I followed your blue foot prints
Counting each one through the dim alley ways
I’d say fate played a game but then again I was just a fool.
I saw you in that little army of a hundred
Not knowing I was to join you soon,
Twenty hours with machines, corrupted fare
No time to dream, no one would care.
I told you my daddy will soon come fetch me
You told me to give up hope, for my daddy would have forgotten me.
You were right and yet again I was just a fool.
Still a man did come he said he would save me,
You introduced me to the truth, being someone’s slave wasn’t salvation.
Your one rupee got me a ticket out of hell
But it made you rot there for how long I could never tell,
You said you will come find me, I said under the purple tree I shall wait each day.
You promised you won’t repeat my daddy’s mistakes
That one day in the city we shall live where a thousand lights, would be ours for takes.
I walked into the thousand lights, baffled, young and alone,
I waited for the city to take care of me
It soon taught me happy endings were far away.
A man came again, soon another, then another and so on
No one brought love, just a purpose
I fulfilled hence I lived.
I did not let life pull my hope away, but then again I was just a fool
I waited each day I knew fate would have its way
I knew you would get out
I knew after all we went through
Happiness waited for us.
Sixteen years had gone by since we were nine
Keeping a grip on unfulfilled promises was getting hard,
I waited under the purple tree for you one last time
What I saw, I believed to be untrue
But then I always did trust you would come.
I was making my way, to come embrace
But the wide eyed girl held your hand and pulled you away
I had not known a pain so vile.
I told myself it was time to forget, you were no longer to play my safety net.
It took ten more years for life to finally let us meet
I saw the wide eyed girl still held your arm
The only difference was someone held mine too.
You told you saw me that day, chased me while I ran away
You confessed the girl holding your arm was not your wife then
That had I not been afraid, we would have been together again.

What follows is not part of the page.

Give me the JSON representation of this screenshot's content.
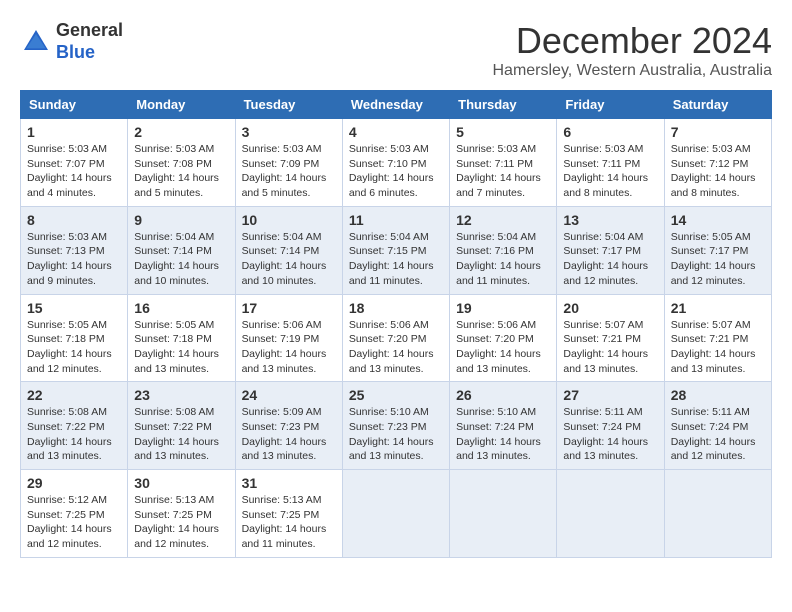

I did not know weather to laugh or cry
Fate, her games, she loved dearly we both realized,
In a twisted life of knowing only misery
My only solace was you
Your only solace was I.
I had heard people say we are broken to reach something better
We struggle today coz we know tomorrow would be brighter
But fate put us through all this without a reason,
Our prayers she completely dismissed.
Was our life not worth a second chance?
Were our tears not worthy of fates glance?
And then we our taught to have faith
But where did faith leave us but broken, bitter and apart?